Does PagerDuty have a free plan?
Yes. PagerDuty’s free plan supports up to 5 users and includes 100 phone/SMS notifications per month, one on-call schedule, and one escalation policy. For most teams, 5 users is not a viable long-term limit. The realistic entry point for a working team is the Professional plan at $25/user/month.
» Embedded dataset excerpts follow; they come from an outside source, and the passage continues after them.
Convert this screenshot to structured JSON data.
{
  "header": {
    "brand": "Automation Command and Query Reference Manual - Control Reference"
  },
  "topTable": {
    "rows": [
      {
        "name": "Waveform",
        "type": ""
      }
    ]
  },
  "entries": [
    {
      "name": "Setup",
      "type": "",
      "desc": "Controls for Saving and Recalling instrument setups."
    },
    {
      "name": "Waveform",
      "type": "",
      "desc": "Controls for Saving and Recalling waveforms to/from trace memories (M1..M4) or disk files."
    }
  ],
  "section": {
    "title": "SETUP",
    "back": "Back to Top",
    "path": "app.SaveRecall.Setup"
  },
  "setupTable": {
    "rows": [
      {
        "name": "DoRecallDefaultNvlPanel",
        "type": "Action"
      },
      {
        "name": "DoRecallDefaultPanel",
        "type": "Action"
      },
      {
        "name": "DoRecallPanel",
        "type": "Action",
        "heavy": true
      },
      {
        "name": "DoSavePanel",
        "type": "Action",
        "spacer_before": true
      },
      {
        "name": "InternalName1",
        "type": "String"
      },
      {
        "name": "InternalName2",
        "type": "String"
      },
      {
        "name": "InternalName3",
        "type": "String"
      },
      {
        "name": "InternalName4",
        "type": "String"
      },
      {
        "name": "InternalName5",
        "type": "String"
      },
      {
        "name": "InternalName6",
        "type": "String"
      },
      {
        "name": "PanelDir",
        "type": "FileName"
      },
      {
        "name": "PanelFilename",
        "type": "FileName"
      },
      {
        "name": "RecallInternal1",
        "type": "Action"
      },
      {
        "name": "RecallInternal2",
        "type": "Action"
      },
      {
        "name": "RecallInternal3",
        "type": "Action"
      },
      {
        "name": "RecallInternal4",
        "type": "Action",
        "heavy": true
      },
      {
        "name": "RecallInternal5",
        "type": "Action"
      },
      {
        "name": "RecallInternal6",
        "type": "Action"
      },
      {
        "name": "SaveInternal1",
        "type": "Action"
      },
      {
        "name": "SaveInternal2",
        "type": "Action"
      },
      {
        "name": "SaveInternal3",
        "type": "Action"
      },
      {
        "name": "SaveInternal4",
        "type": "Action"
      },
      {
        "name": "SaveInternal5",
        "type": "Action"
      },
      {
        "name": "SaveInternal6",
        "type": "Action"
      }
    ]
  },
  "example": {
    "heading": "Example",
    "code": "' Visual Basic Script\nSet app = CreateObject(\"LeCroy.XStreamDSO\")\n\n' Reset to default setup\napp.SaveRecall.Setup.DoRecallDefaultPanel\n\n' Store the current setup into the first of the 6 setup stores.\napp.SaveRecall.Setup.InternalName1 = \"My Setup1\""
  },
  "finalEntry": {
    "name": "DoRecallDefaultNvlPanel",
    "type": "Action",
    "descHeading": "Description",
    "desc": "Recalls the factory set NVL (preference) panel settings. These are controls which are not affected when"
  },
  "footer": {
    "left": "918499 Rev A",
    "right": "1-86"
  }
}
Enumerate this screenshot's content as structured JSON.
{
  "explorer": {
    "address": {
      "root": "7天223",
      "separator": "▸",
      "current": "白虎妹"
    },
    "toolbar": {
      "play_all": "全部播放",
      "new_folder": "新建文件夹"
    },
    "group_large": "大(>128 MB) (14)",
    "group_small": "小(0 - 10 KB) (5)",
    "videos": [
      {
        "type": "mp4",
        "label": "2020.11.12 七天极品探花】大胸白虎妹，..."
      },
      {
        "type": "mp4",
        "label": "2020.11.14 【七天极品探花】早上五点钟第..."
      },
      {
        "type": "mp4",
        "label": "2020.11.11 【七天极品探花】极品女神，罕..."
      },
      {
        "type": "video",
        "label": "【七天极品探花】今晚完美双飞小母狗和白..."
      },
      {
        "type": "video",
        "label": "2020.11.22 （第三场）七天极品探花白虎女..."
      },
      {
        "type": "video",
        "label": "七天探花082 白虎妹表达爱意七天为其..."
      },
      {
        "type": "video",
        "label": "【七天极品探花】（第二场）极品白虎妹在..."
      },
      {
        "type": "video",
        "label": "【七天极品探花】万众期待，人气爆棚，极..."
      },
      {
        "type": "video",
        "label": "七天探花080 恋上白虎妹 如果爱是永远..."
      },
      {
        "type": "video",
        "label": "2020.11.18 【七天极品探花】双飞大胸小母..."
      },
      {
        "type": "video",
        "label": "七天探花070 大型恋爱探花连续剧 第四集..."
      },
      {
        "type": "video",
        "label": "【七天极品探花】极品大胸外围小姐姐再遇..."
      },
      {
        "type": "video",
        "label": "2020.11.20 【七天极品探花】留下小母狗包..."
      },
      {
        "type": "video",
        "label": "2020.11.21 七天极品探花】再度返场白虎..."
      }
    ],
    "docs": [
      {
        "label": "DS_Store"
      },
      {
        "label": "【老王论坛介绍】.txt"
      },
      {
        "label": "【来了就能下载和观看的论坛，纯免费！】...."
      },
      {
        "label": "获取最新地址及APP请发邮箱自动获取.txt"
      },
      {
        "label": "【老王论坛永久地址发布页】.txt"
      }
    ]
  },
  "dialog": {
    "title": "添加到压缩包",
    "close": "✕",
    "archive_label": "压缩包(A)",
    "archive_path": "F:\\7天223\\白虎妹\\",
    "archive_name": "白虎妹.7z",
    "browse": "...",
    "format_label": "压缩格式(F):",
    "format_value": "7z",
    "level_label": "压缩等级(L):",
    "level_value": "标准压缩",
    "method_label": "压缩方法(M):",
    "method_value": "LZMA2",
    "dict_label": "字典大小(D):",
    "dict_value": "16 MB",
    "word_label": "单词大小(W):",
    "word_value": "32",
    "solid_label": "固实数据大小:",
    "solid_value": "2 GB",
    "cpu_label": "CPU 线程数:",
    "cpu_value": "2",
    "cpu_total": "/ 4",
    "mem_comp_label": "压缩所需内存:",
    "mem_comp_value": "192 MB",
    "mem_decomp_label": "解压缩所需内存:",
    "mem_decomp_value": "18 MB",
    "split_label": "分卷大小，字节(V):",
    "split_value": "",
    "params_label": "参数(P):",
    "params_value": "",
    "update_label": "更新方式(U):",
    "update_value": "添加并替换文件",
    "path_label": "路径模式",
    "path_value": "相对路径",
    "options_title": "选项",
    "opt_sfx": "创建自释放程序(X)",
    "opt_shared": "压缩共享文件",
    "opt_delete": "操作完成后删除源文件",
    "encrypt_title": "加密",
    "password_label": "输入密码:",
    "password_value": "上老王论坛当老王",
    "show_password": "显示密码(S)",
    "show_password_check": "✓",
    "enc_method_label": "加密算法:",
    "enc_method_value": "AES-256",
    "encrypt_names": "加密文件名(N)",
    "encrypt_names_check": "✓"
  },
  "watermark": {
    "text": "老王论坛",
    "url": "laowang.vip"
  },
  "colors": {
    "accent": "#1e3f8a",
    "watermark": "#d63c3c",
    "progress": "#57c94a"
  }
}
Why is PagerDuty so expensive?
PagerDuty’s base pricing ($25/user/month for Professional, $49/user/month for Business) is only the starting point. Status pages cost $89/month on top of that. AIOps (the ML noise reduction feature) starts at $799/month as a separate add-on. Stakeholder licenses add another layer of cost. For a 25-person team on Business with status pages, the annual bill exceeds $15,000 before any advanced features.
What are the best open-source PagerDuty alternatives?
The most active open-source options are GoAlert, OneUptime, and Keep. GoAlert focuses on on-call scheduling and alert routing and supports SMS and voice. OneUptime covers monitoring, incident management, and status pages under one roof. Keep is newer and focused on alert correlation and noise reduction. All three require self-hosting and engineering time to maintain. They are a good fit for teams with data residency requirements or very tight budgets that have the capacity to manage the infrastructure. For teams that want a fully managed tool without the maintenance overhead, Spike starts at $7/user/month with a free trial.
Is PagerDuty good for small teams?
PagerDuty works for small teams, but it is priced and structured for larger ones. The free plan caps at 5 users, and the next tier starts at $25/user/month. Status pages are a separate subscription. Most small teams (under 20 engineers) will pay for features they do not need and miss features that would actually help them. However, Spike is the right fit for small teams. It starts at $7/user/month and covers all the incident management features.
What’s the difference between PagerDuty Professional and Business?
PagerDuty Professional costs $25/user/month and covers the core incident management workflow: escalation policies, on-call scheduling, Slack and Teams integration, status pages for up to 250 subscribers, and post-incident reviews. Business costs $49/user/month and adds custom fields, advanced ITSM integrations, multi-year historical data access, and status pages for up to 500 subscribers. Neither plan includes AIOps, stakeholder licenses, or live call routing. Those are all paid add-ons on both tiers.
I’m migrating from OpsGenie. Should I switch to PagerDuty or Spike?
Spike is the better choice for most OpsGenie users. It mirrors OpsGenie’s workflows closely, so the transition is faster. It starts at $7/user/month and includes built-in status pages. OpsGenie users also get 50% off their first six months. PagerDuty makes sense if your team needs a large number of integrations and complex runbook automation.